Hay dos visiones que empiezan a convertirse en clásicas cunado en una empresa se habla de redes sociales: “esto va a darme más trabajo” o  “Facebook me sirve para conversar con mis clientes”, cuando en el fondo la afirmación debería reflejar que lo digital cambia, poco a poco, la realidad y que las marcas deberán plantearse COMO adaptarse a la nueva realidad digital, entendiendo que lo relevante son los objetivos de esta marca (vender más, ser más notoria o entender mejor a sus clientes) y que los social media son un instrumento (y no un objetivo en si mismo) para conseguir estos objetivos. Por lo tanto no estamos ante nuevas tareas ni ante nuevas formas de hacer publicidad sino ante el rediseño de procesos (que deberíamos estar haciendo desde siempre) ante los nuevos (y no tan nuevos) entornos digitales.

Lo digital nos debería hacer cambiar el análisis y seguimiento de lo que hace la competencia (nuevas herramientas, espacios más transparentes, información más cercana) o desarrollar de forma distinta la investigación de mercados (aunque a veces, como dice Cristóbal Zamora, “las empresas sean más socialmediacentricas que clientecentricas“). Nos permitirá desarrollar negocio o diseñar productos de acuerdo a las necesidades de nuestros clientes (a través de espacios y técnicas de crowdsourcing); rediseñaremos el seguimiento de acciones y campañas (porque hasta la fecha ya lo hacías, no?) a través de herramientas que nos permiten datos y reacciones en tiempo real.

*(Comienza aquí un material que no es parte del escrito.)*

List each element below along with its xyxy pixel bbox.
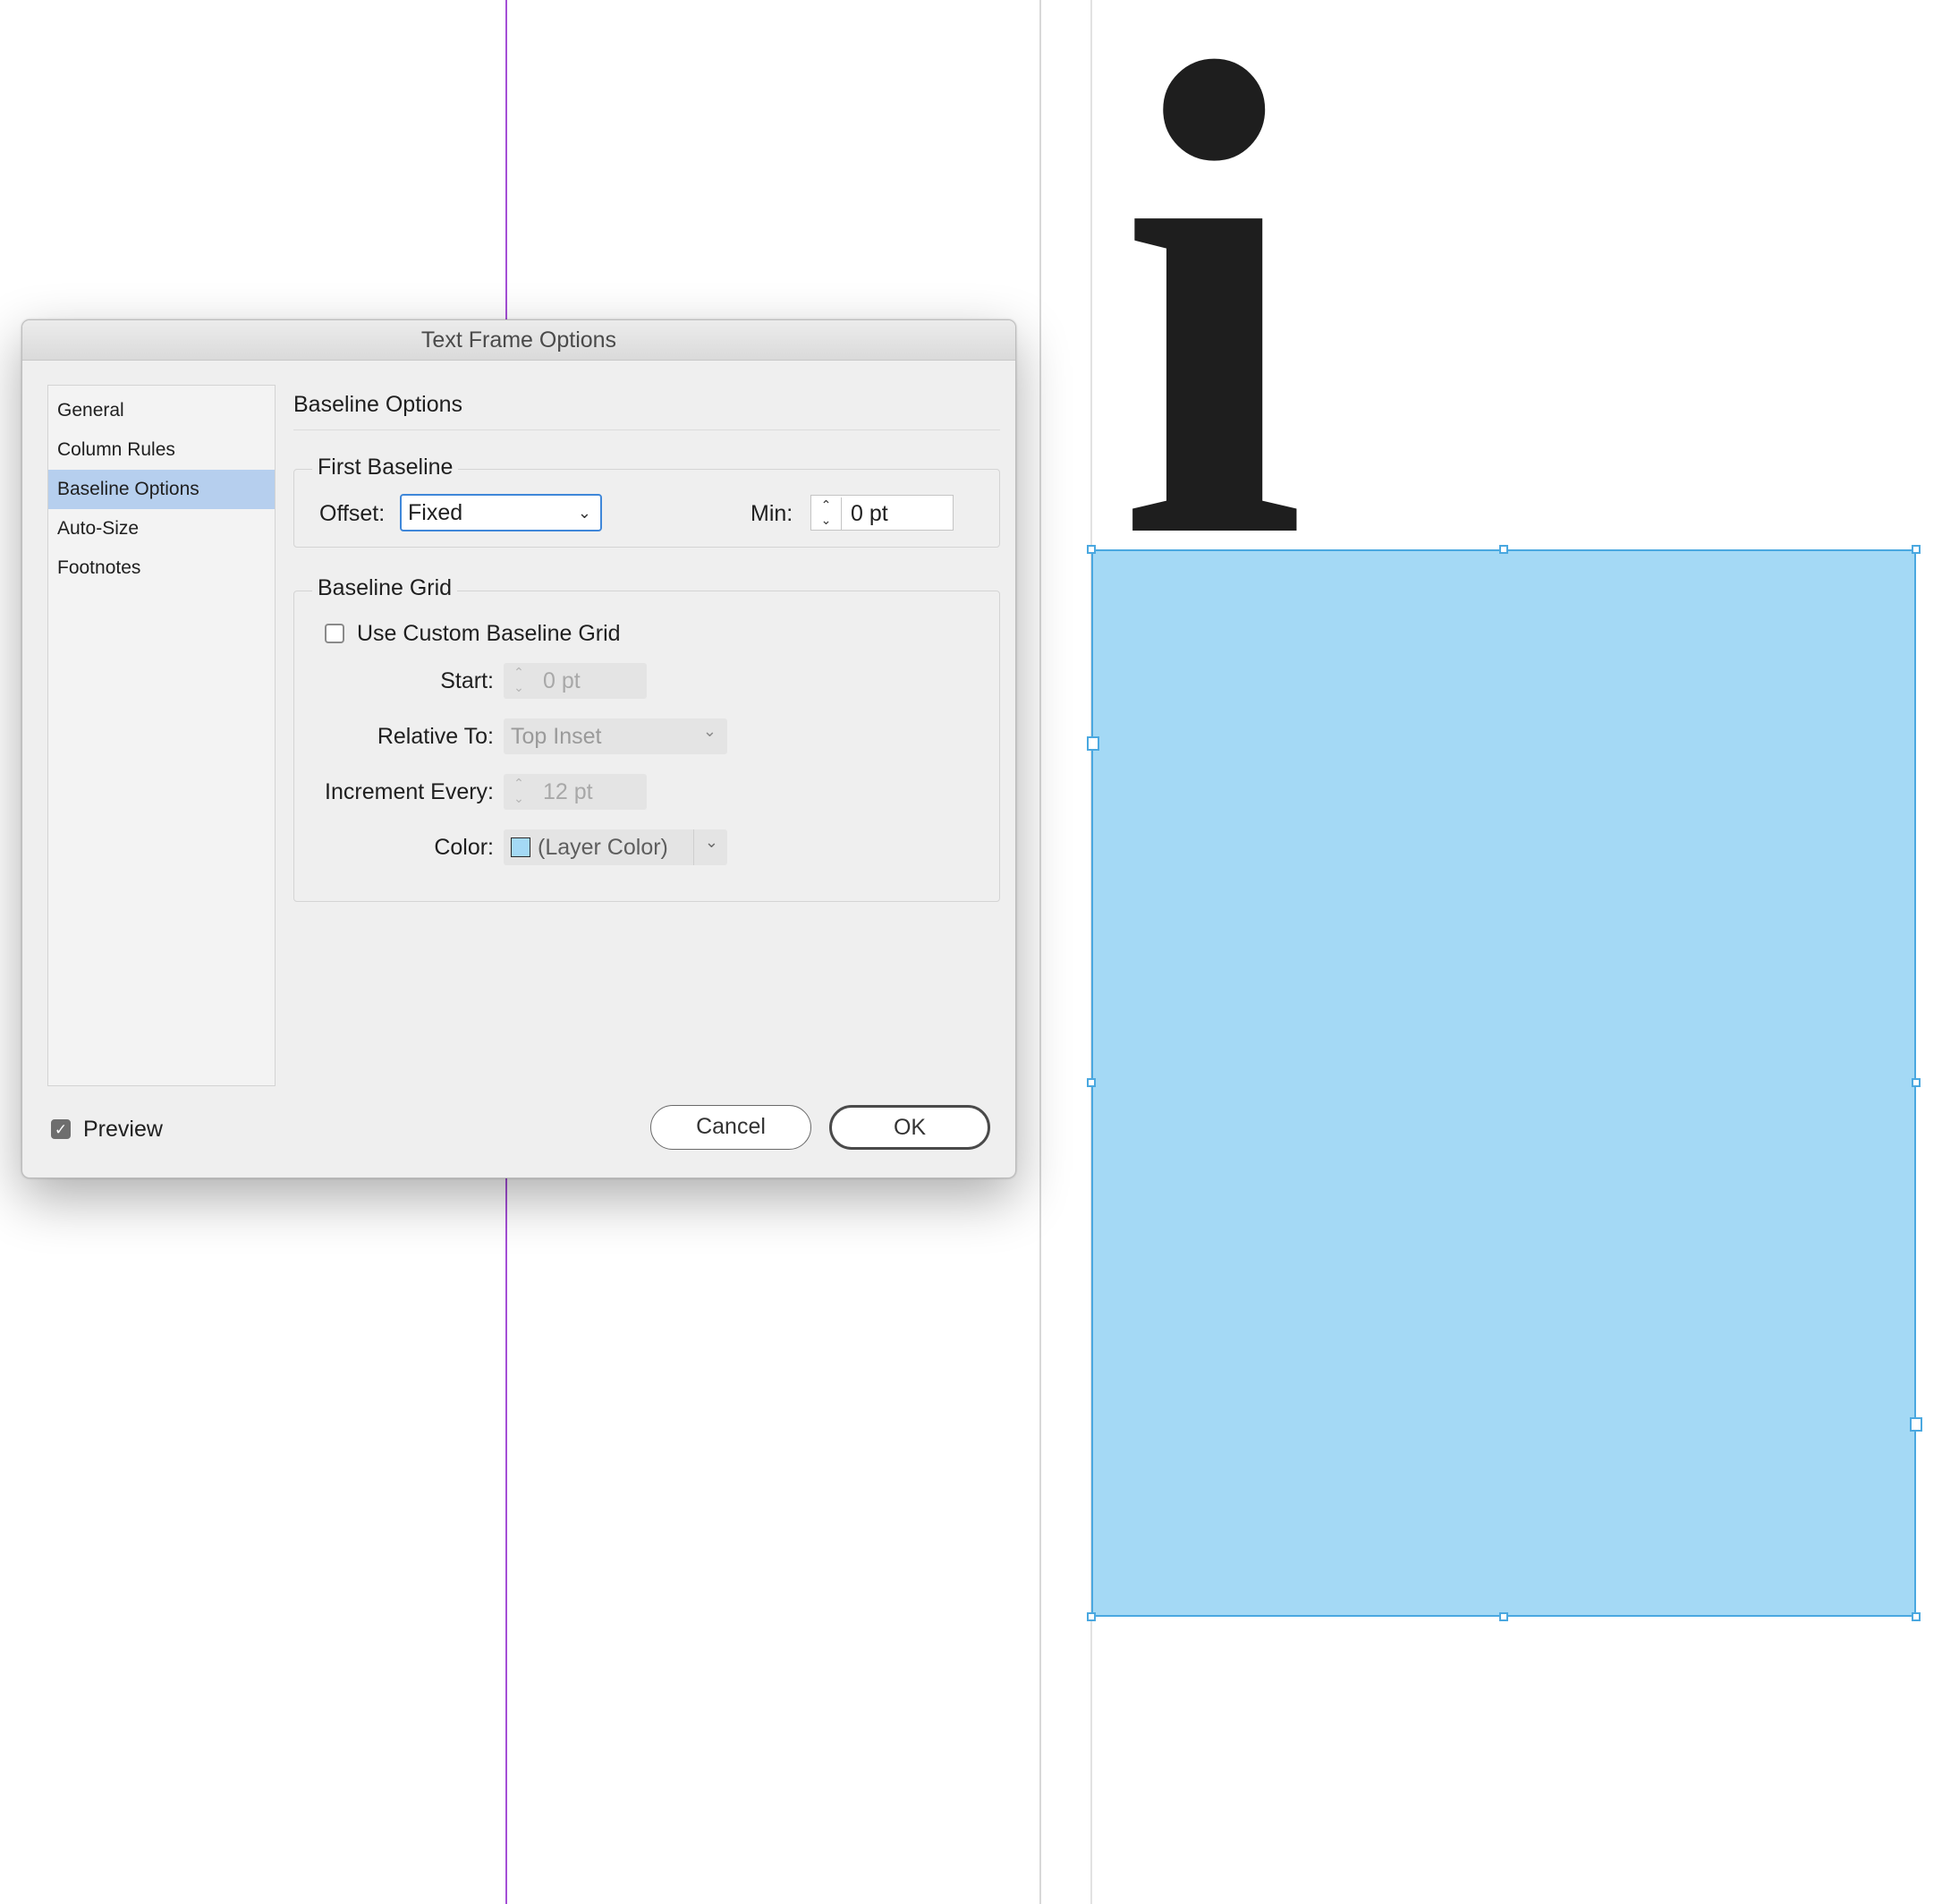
- offset-label: Offset:: [319, 501, 386, 526]
- use-custom-grid-label[interactable]: Use Custom Baseline Grid: [357, 621, 621, 647]
- start-stepper[interactable]: ⌃ ⌄ 0 pt: [504, 663, 647, 699]
- color-value: (Layer Color): [538, 835, 668, 860]
- offset-dropdown[interactable]: Fixed ⌄: [400, 494, 602, 531]
- frame-out-port[interactable]: [1910, 1417, 1922, 1432]
- start-label: Start:: [440, 668, 494, 693]
- frame-in-port[interactable]: [1087, 736, 1099, 751]
- relative-to-label: Relative To:: [377, 724, 494, 749]
- min-stepper[interactable]: ⌃ ⌄ 0 pt: [810, 495, 954, 531]
- min-label: Min:: [751, 501, 793, 526]
- drop-glyph-i[interactable]: i: [1114, 54, 1310, 550]
- baseline-grid-title: Baseline Grid: [312, 575, 458, 601]
- frame-handle-bottom-center[interactable]: [1499, 1612, 1508, 1621]
- preview-checkbox[interactable]: ✓: [51, 1119, 71, 1139]
- cancel-button[interactable]: Cancel: [650, 1105, 811, 1150]
- layer-color-swatch: [511, 837, 530, 857]
- sidebar-item-footnotes[interactable]: Footnotes: [48, 548, 275, 588]
- frame-handle-top-left[interactable]: [1087, 545, 1096, 554]
- relative-to-dropdown[interactable]: Top Inset ⌄: [504, 718, 727, 754]
- frame-handle-top-right[interactable]: [1912, 545, 1921, 554]
- start-value: 0 pt: [543, 668, 581, 693]
- section-title: Baseline Options: [293, 392, 463, 417]
- frame-handle-middle-right[interactable]: [1912, 1078, 1921, 1087]
- sidebar-item-auto-size[interactable]: Auto-Size: [48, 509, 275, 548]
- stepper-arrows-icon: ⌃ ⌄: [513, 665, 524, 694]
- sidebar-item-baseline-options[interactable]: Baseline Options: [48, 470, 275, 509]
- page-edge-guide: [1039, 0, 1041, 1904]
- color-label: Color:: [434, 835, 494, 860]
- selected-text-frame[interactable]: [1091, 549, 1916, 1617]
- section-divider: [293, 429, 1000, 430]
- min-value[interactable]: 0 pt: [851, 501, 888, 527]
- chevron-down-icon: ⌄: [577, 504, 591, 522]
- sidebar-item-general[interactable]: General: [48, 391, 275, 430]
- text-frame-options-dialog: Text Frame Options General Column Rules …: [21, 319, 1016, 1178]
- preview-label[interactable]: Preview: [83, 1117, 163, 1143]
- relative-to-value: Top Inset: [511, 724, 602, 749]
- first-baseline-title: First Baseline: [312, 455, 459, 480]
- category-list: General Column Rules Baseline Options Au…: [47, 385, 276, 1086]
- frame-handle-bottom-right[interactable]: [1912, 1612, 1921, 1621]
- sidebar-item-column-rules[interactable]: Column Rules: [48, 430, 275, 470]
- stepper-arrows-icon: ⌃ ⌄: [513, 776, 524, 805]
- chevron-down-icon: ⌄: [704, 833, 718, 851]
- increment-every-label: Increment Every:: [325, 779, 494, 804]
- increment-stepper[interactable]: ⌃ ⌄ 12 pt: [504, 774, 647, 810]
- frame-handle-top-center[interactable]: [1499, 545, 1508, 554]
- ok-button[interactable]: OK: [829, 1105, 990, 1150]
- dropdown-divider: [693, 829, 694, 865]
- dialog-title[interactable]: Text Frame Options: [22, 320, 1015, 361]
- offset-value: Fixed: [408, 500, 463, 525]
- color-dropdown[interactable]: (Layer Color) ⌄: [504, 829, 727, 865]
- increment-value: 12 pt: [543, 779, 593, 804]
- chevron-down-icon: ⌄: [702, 722, 717, 740]
- frame-handle-bottom-left[interactable]: [1087, 1612, 1096, 1621]
- stepper-arrows-icon[interactable]: ⌃ ⌄: [811, 497, 842, 530]
- use-custom-grid-checkbox[interactable]: [325, 624, 344, 643]
- frame-handle-middle-left[interactable]: [1087, 1078, 1096, 1087]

Nos adaptaremos a la forma en la que atendemos a nuestros clientes (no se trata que alguien anote la queja o pregunta y vaya al departamento de atención al cliente a preguntar.. sino que sea este propio departamento el que gestione los espacios sociales, no contestan hasta la fecha el teléfono o el correo electrónico) , nos permitirá desarrollar procesos de selección de personal buscando talento a través de las redes.

Pensar que estar en las redes sociales es disponer de un perfil abierto en Facebook o en Twitter es solo una parte, y pequeña, del planteamiento. Las organizaciones deben estar enfocadas y capacitadas (a todos nos han enseñado a usar el Word y el Excel, pero a cuantos nos han enseñado a usar google para hacer búsquedas eficientes o a seguir un tema concreto a través del RSS?) , deben estar preparadas internamente para gestionar la presencia activa o pasiva de una marca (a través del rediseño de los procesos y la formación de los empleados) y con una estrategia y un plan de acción diseñados para evitar la deriva.

La presencia de una marca en las redes sociales (tanto activa como pasiva, basada en seguir y monitorizar) debe compararse a un iceberg, sólo una parte es visible, pero sin el todo no puede subsistir.